Anyway, his playing is vacuous and cowardly, and perhaps a bit dull in the
top story.  Even in the charming B flat, op. 22, he turns every anacrusis
into a downbeat, and assassinates inflection at every opportunity.  Of
course, you will get the notes, and he does play well, but why bother with
second rate performances when you can have a Schnabel or a Brendel? Why
waste the money? Of course, the up side is that Taub's Beethoven is much
better than his Scriabin, which is completely hopeless.  and perhaps the
worst on record, note perfect though it is.

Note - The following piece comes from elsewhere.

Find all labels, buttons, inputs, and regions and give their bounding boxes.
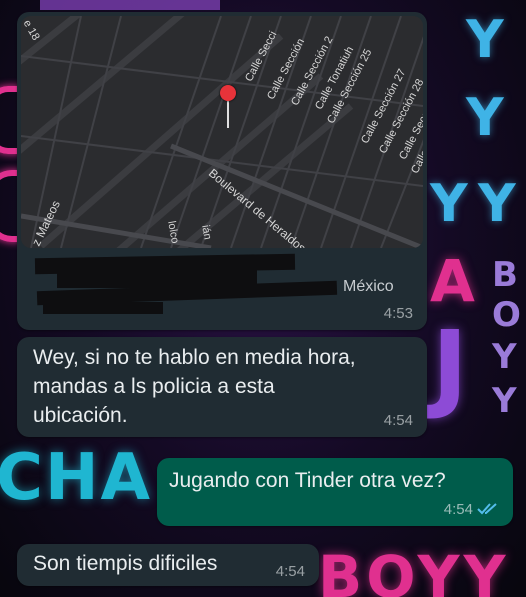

I don't care for Serkin, though I respect him.  He's an inveterate,
merciless banger, and his sound is so ugly I need ear plugs in its
presence.  The man cannot play quietly to save his life.  Why it is he so
crudely interprets every accent, no matter what its particular genesis or
disposition, as an occasion for pounding, or as a sforzando, is a mystery
to me; certainly, that's an anachronistic idea that is utterly ludicrous
and in fact, wrong.  His legato playing is scrappy at best.  But if you
like potato farmer Beethoven, Rudy Serkin is certainly your man.

Keep a lookout for FREDERIC FRANCOIS GUY, a young French pianist who is
one of the strongest, most persuasive Beethoven interpreters I've heard
in years, though to date he has recorded (for Harmonia Mundi) only the
Hammerklavier and Op. 109 (the former is stunning, the latter no quite
as much so, but very, very good even so).

So the motto is: just stick to Schnabel, with whom you cannot go wrong.